Metropolis (Metoroporisu)
Rintaro (2001)
La citation de Jules Michelet qui ouvre le film "Chaque époque rêve à celle qui va lui succéder" donne à penser que le Metropolis de la dream team japonaise Rintarô (pour la réalisation) Otomo (pour la scénario) et Tezuka (pour l'œuvre originale) est une œuvre de SF classique. En fait il s'agit de ce que l'on peut voir de plus abouti en matière de rétrofuturisme. Il y a le mariage heureux de l'animation traditionnelle sur celluloïd et de l'image numérique en 3D, du graphisme daté des personnages d'Osamu Tezuka et des décors ultra-modernes, de la musique jazz-soul et du bruit de machines ultra-perfectionnées. Le tout au service d'une histoire prenante aux enjeux humains particulièrement forts, l'œuvre de Tezuka prenant souvent des accents shakespeariens.
Osamu Tezuka est le père du manga et de l'anime japonais. Il a dessiné le manga Metropolis à la fin des années 40 en s'inspirant d'une photo du film de Fritz Lang (qu'il n'avait pas vu). Cependant il y a une vraie communauté d'esprit entre les deux œuvres et le film de 2001 en tient compte en les combinant harmonieusement. On retrouve donc une cité futuriste, remplie de gratte-ciels, de routes suspendues et de ballons dirigeables divisée en castes se partageant l'espace selon une logique verticale. Les riches et les puissants vivent dans la tour centrale nommée "Ziggourat" en référence à la tour de Babel de Lang, lancée vers le ciel comme un défi à Dieu. Les pauvres s'entassent dans les souterrains du premier niveau. Contrairement au film de Lang qui se situait dans les années triomphantes du tayloro-fordisme, le film de Rintarô plus contemporain évoque le chômage de masse lié à la robotisation des tâches d'exécution. Car la société est désormais tripartite, les robots esclaves-instruments se situant tout en bas de la hiérarchie. Et tout au fond de la cité également, dans la centrale nucléaire du niveau -2 et la station d'épuration du niveau -3. Certains ont le droit de venir travailler à la surface mais une organisation paramilitaire, les Marduk veille arme à la main à ce qu'aucun robot non autorisé ne se promène "hors zone". Ses méthodes brutales et sanguinaires sont calquées sur celles des milices fascistes et nazies. Leur chef Rock est le fils adoptif du Duc Rouge qui règne sur la cité.

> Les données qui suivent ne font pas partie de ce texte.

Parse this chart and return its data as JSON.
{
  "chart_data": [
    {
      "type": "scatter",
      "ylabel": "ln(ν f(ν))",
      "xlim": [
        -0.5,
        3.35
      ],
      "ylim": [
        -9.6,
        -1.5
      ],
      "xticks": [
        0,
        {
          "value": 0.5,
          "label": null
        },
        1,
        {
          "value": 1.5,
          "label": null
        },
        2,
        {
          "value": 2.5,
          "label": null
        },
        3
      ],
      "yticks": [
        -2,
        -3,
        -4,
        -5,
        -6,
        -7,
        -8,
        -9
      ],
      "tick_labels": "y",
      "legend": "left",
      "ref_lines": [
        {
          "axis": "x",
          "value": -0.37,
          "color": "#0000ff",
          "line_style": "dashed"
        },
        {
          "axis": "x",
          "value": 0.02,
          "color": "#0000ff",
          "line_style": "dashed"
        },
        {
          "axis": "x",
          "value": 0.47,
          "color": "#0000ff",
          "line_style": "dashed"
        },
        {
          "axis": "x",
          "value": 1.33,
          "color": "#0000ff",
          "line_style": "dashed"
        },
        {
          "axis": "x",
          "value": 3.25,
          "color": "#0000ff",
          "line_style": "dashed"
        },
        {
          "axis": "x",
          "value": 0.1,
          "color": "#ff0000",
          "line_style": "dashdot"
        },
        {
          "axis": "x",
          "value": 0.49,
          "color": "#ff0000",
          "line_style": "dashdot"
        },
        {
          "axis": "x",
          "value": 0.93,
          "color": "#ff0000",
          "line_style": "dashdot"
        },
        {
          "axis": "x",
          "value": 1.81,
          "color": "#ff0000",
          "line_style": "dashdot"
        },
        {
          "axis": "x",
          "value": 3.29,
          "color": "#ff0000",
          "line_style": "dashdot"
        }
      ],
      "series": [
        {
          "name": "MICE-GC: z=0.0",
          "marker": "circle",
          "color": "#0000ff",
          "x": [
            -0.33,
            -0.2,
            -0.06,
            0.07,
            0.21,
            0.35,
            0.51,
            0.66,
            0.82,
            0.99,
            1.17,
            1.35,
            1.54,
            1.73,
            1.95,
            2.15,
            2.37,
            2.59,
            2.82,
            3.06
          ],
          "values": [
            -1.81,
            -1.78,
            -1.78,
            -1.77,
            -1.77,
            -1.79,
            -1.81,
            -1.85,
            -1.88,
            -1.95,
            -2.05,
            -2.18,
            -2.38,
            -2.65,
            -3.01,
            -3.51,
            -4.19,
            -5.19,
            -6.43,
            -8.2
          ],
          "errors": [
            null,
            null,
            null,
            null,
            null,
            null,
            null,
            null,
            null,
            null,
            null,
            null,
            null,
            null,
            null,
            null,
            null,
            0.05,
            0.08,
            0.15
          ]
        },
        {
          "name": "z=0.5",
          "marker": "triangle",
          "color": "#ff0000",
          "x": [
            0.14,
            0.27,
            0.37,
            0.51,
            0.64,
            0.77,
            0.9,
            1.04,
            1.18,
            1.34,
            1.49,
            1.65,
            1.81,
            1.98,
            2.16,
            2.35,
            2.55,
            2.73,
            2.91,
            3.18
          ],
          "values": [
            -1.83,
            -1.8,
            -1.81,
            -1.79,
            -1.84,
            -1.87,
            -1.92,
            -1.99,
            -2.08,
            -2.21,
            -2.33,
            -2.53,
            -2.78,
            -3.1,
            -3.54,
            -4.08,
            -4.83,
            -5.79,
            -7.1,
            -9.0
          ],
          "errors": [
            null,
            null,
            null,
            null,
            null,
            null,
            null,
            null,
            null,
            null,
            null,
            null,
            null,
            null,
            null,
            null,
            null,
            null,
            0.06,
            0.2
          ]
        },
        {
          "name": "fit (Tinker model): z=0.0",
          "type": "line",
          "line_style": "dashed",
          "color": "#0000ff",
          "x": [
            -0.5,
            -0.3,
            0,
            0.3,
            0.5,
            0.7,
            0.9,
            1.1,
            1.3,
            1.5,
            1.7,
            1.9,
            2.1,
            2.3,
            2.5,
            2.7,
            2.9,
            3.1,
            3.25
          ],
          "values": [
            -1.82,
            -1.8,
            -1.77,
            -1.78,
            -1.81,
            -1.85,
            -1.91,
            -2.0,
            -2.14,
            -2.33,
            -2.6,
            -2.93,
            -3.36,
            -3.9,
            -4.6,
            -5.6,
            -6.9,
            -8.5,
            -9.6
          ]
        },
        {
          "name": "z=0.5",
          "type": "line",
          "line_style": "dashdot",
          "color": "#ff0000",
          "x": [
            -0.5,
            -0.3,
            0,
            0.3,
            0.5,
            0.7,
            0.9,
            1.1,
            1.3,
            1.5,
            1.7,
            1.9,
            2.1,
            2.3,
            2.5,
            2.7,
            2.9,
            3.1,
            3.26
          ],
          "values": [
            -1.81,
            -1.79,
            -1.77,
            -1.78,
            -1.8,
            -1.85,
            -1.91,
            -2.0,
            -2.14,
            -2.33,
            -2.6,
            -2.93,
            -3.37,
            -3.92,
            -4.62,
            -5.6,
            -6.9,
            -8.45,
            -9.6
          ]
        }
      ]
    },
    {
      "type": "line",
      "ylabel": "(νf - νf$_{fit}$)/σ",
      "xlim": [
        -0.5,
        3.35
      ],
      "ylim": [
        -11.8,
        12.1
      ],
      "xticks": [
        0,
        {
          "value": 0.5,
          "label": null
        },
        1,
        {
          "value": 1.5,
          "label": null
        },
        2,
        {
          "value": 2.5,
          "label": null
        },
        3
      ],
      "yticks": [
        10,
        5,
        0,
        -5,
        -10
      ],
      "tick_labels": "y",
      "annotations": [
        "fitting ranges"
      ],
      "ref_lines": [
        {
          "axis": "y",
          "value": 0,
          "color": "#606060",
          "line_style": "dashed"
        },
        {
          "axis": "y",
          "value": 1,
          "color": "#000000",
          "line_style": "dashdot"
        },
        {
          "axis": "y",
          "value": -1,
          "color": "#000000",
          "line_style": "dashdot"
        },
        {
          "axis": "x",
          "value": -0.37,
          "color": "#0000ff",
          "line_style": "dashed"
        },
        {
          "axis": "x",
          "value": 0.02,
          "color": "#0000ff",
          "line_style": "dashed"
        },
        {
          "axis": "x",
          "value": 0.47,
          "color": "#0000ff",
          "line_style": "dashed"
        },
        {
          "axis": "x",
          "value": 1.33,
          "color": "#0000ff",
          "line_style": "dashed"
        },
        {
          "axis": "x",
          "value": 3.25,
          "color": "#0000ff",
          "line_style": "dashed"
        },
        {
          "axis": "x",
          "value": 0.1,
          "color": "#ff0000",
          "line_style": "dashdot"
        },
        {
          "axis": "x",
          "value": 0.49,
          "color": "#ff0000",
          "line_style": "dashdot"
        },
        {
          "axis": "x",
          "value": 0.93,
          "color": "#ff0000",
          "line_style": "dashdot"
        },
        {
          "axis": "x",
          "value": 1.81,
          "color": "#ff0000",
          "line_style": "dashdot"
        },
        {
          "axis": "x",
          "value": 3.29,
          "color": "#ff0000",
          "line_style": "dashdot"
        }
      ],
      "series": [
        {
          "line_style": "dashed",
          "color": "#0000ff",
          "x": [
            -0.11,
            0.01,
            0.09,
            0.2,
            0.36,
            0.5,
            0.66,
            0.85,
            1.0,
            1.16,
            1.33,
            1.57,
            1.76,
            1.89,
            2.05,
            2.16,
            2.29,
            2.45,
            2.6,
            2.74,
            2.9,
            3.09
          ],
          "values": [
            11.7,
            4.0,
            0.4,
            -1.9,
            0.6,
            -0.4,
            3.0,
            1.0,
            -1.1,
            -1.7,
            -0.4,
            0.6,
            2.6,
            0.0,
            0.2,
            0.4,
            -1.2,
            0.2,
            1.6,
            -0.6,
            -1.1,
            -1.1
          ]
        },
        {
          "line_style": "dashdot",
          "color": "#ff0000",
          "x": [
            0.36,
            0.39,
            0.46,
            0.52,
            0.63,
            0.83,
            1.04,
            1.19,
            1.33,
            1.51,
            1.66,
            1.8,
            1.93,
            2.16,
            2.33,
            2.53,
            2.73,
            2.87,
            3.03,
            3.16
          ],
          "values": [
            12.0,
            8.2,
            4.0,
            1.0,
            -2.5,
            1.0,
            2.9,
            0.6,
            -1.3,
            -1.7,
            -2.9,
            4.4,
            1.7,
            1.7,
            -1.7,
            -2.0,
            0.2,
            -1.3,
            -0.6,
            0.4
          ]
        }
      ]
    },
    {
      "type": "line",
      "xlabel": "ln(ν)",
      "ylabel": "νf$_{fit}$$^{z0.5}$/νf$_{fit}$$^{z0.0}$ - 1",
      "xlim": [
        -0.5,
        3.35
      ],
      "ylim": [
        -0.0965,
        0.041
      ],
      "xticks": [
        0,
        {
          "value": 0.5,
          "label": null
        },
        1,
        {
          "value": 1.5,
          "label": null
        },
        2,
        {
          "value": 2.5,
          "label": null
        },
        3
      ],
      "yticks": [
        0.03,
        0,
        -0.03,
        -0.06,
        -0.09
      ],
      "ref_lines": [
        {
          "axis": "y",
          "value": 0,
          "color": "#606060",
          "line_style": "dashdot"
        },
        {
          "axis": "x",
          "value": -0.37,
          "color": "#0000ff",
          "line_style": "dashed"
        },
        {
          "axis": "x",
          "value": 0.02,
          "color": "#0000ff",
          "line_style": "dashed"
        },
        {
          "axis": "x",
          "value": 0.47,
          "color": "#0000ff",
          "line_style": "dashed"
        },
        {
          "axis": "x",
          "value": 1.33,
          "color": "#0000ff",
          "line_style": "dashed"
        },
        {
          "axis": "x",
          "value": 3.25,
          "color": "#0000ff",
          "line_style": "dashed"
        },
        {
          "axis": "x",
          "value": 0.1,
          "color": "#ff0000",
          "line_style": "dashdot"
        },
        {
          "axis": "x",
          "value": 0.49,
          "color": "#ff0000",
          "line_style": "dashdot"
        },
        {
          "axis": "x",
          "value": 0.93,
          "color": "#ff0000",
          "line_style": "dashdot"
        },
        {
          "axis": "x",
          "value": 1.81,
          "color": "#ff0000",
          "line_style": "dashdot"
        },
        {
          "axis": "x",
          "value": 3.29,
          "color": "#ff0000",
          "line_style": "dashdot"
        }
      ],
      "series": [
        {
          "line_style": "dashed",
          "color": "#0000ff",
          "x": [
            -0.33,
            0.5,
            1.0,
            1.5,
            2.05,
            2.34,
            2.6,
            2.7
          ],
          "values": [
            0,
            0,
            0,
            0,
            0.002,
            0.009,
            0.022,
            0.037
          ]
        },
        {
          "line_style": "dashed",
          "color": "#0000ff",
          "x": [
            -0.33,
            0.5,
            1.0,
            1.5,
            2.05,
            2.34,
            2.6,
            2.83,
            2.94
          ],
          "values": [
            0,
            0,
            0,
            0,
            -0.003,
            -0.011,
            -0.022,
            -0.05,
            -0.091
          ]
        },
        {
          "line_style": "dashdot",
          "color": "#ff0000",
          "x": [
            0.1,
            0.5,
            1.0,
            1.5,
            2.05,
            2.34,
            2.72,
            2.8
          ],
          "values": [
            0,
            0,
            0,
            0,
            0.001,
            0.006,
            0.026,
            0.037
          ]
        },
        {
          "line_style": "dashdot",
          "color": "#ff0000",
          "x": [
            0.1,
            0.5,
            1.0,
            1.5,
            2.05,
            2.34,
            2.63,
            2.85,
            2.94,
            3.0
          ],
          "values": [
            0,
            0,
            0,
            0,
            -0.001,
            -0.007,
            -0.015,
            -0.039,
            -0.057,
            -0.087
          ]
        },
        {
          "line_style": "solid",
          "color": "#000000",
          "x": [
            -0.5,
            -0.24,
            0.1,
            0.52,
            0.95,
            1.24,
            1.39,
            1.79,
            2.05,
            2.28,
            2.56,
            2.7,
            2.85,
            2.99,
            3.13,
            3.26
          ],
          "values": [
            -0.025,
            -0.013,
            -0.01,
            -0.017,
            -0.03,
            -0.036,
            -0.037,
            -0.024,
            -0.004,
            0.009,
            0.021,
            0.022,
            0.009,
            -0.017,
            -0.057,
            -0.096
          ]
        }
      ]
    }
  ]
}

Rejeté par le duc, Rock découvre que celui-ci manipule un scientifique hors-la-loi, le professeur Laughton, pour construire un robot d'une espèce nouvelle, un être surhumain qui permettra au duc d'obtenir un pouvoir éternel. Un insupportable rival pour Rock d'autant plus qu'il a été fabriqué à l'image de la petite soeur décédée du Duc Rouge, Tima (une reine de Mésopotamie). Là encore, les ressemblances avec le film de Lang sont frappantes. Rock détruit le laboratoire, tue le professeur Laughton et traque Tima avec acharnement pour la détruire.
La composition tripartite de la société explique que la révolte ouvrière ne soit évoquée qu'en arrière-plan du film avec un chef, Atlas qui évoque à la fois Hugo et Delacroix. Mais c'est moins la liberté que la fureur qui guide le peuple lorsque qu'il met en pièces ceux qui sont encore plus déshérités qu'eux. Car la question de l'humanité des robots occupe le premier plan du film. L'évolution de Tima est de ce point de vue éloquente. Robot "nouveau-né" qui n'a pas conscience de son identité, elle tombe d'abord entre de bonnes mains, celles du jeune Kenichi dont l'oncle enquête sur le professeur Laughton. Traitée avec amour, elle se sent humaine et conserve son innocence au point d'être comparée à un ange. Mais lorsqu'elle est capturée par le Duc et touchée en plein cœur par la balle de Rock, elle se transforme en arme de destruction massive, échappant à tout contrôle. Le robot est en effet ce que nous en faisons: un être de lumière ou un puits de ténèbres.